Joe Biden, the president of the United States, meets with Arab leaders in Saudi Arabia on Saturday in an effort to urge Washington’s Gulf allies to increase oil production and include Israel in the area as part of a new axis partly motivated by shared concerns over Iran.
During the second leg of his first Middle East trip as president, Biden has downplayed meeting with Saudi Crown Prince Mohammed bin Salman, a decision that has drawn criticism in the US due to human rights abuses. Instead, he has concentrated on the summit with six Gulf states, Egypt, Jordan, and Iraq that is scheduled.
Biden had promised to make Saudi Arabia a “pariah” on the global stage over the 2018 murder of journalist Jamal Khashoggi by Saudi agents, but ultimately decided U.S. interests dictated a recalibration, not a rupture, in relations with the world’s top oil exporter and Arab powerhouse.
Biden needs Saudi help at a time of high crude prices and other problems related to the Russia-Ukraine conflict and as he encourages efforts to end the Yemen war, where a temporary truce is in place.
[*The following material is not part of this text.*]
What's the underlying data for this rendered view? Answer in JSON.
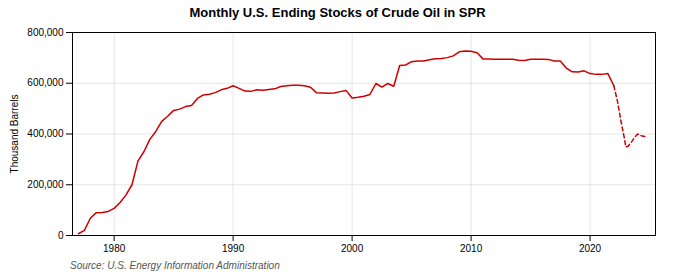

Washington also wants to curb Iran’s sway in the region and China’s global influence.
The U.S. president will hold bilateral talks with the leaders of Egypt, the United Arab Emirates and Iraq before taking part in the wider summit where he will “lay out clearly” his vision and strategy for America’s engagement in the Middle East, U.S. national security adviser Jake Sullivan said on Friday.
“He’s intent on ensuring that there is not a vacuum in the Middle East for China and Russia to fill,” Sullivan said.
Biden will discuss energy supplies with Gulf oil producers, but Washington said it does not expect OPEC heavyweight Saudi Arabia to boost oil output immediately and will await the outcome of an OPEC+ meeting on Aug. 3.
Gulf states, who have refused to side with the West against Russia in the Ukraine conflict, are in turn seeking a concrete commitment from the United States to strategic ties that have been strained over perceived U.S. disengagement from the region.
Riyadh and Abu Dhabi have been frustrated by U.S. conditions on arms sales and for being excluded from indirect U.S.-Iran talks to revive a 2015 nuclear pact that they see as flawed for not tackling regional concerns about Tehran’s missile programme and behaviour.
“The most important demand from the Saudi leadership and other Gulf leaders — and Arabs in general — is clarity of U.S. policy and its direction towards the region,” said Abdulaziz Sager, chairman of Riyadh-based Gulf Research Center.
Israel, which shares their concerns over Iran, encouraged Biden’s trip to the kingdom, hoping it would foster a warming between Saudi Arabia and Israel as part of a wider Arab rapprochement after the UAE and Bahrain forged ties with Israel in U.S.-brokered pacts that received Riyadh’s blessings.
In a sign of progress under what Biden described as a groundbreaking process, Saudi Arabia said on Friday it would open its airspace to all air carriers, paving the way for more overflights to and from Israel.
Washington and Riyadh also announced the removal of U.S. and other peacekeepers from Tiran — an island between Saudi and Egypt in a strategic position leading to the Israeli port of Eilat. The troops have been stationed as part of accords reached in 1978 and which led to a peace deal between Israel and Egypt.
The U.S.-Arab summit would discuss “tighter coordination and collaboration when it comes to Iran,” Sullivan said, as well as regional integration, including that of Iraq, where Tehran has built deep influence. Support by wealthy Gulf states for global infrastructure and investment will also be discussed.
The United States and Israel are also seeking to lay the groundwork for a security alliance with Arab states that would connect air defence systems to combat Iranian drone and missile attacks in the Middle East, sources have said.
Such a plan would be a hard sell for Arab states that do not have ties with Israel and balk at being part of an alliance seen as against Iran, which has built a strong network of proxies around the region including in Iraq, Lebanon and Yemen.
Senior Emirati official Anwar Gargash said on Friday the idea of a so-called Middle East NATO was difficult and that bilateral cooperation was faster and more effective.
The UAE, he said, would not back a confrontational approach: “We are open to cooperation, but not cooperation targeting any other country in the region and I specifically mention Iran.”